Former Senator Phil Gramm thinks that we're in a "mental recession" and not an actual recession. What universe is he living in?
Is it a recession? I don't know that it passes the definition of a recession. I've heard it doesn't; I also have heard that we can't go by the "classic" definitions anymore because economics have changed so much. We all know that times are hard for a lot of people, particularly those who are living on the edge for one reason or another. When you don't have much of a cushion, rising prices could cause, not just a pinch, but a real bite into your finances.

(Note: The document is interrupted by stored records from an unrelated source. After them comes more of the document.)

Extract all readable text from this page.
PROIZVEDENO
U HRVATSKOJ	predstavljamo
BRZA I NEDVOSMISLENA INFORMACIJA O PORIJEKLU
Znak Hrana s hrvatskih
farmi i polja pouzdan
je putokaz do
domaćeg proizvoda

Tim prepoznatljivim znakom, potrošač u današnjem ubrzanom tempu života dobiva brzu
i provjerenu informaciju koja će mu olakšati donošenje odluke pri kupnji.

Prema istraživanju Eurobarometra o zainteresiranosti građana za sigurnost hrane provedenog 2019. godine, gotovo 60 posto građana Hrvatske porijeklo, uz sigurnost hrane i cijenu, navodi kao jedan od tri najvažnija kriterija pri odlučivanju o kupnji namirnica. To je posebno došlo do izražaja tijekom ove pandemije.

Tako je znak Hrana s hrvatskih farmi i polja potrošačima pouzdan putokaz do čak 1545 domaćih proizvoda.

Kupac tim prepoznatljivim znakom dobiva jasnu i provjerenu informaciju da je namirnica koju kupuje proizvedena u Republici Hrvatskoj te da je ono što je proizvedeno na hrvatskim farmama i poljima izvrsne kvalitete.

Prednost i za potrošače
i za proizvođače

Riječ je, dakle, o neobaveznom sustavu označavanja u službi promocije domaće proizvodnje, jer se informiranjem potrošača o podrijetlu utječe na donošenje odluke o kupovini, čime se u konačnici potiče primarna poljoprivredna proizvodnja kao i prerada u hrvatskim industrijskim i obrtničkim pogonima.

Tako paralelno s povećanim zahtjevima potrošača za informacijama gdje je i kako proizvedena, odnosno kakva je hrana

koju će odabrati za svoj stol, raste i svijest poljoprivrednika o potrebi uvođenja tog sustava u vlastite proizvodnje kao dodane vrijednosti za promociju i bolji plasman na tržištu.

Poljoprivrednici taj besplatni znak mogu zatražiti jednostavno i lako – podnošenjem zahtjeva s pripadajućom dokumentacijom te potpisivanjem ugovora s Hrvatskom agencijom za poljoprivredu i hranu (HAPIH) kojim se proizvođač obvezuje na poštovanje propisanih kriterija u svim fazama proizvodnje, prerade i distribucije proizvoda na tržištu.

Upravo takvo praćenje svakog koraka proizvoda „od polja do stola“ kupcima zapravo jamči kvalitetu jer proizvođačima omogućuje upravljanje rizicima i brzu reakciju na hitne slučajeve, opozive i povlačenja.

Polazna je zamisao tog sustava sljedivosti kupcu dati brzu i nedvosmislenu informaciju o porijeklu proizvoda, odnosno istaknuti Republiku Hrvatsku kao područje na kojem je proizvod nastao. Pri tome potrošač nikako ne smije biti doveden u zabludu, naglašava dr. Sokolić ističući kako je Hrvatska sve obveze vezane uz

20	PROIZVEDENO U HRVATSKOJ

Senator Gramm is one of Senator McCain's economic advisors. He tried to explain that he was referring to some of the nation's leaders when he was speaking of a "nation of whiners". Well, I agree that some of the so-called leaders can be "whiners", but I don't read it that he was referring to some national leaders.
You know, politicians are people who are adept at using a lot of words and saying almost nothing. Maybe they need to start listening to themselves. Maybe they should use fewer words and finally, maybe they should say what they mean and mean what they say instead of using double-talk to say nothing.
They just don't understand that perception is everything. I can't read your mind, Senator Gramm and, not being a politician, I don't speak political double-talk. When you speak, I have to take what you say and believe you mean what you say.
I googled Phil Gramm and found that he might not be such a great guy. I didn't take time to read all the articles, but just the headlines are enough to send red flags up all over the place! I'm certainly glad that I didn't take any economic classes from Senator Gramm when he was a professor of economics. He's now a vice chairman at USB, which is under investigation for money laundering, and he was involved in Enron. In fact, the more I read about Gramm, I'm put in mind of a couple of old sayings my mother used to use:
You lie down with dogs, you get up with fleas
You are known by the people you associate with - birds of a feather, flock together
Senator McCain, my advice to you is to find another economic advisor. Fast. Yesterday. In fact, go back in time and don't bring him on board to begin with. Dump this guy, and get someone who hasn't been involved in more financial scandals than I can shake a stick at.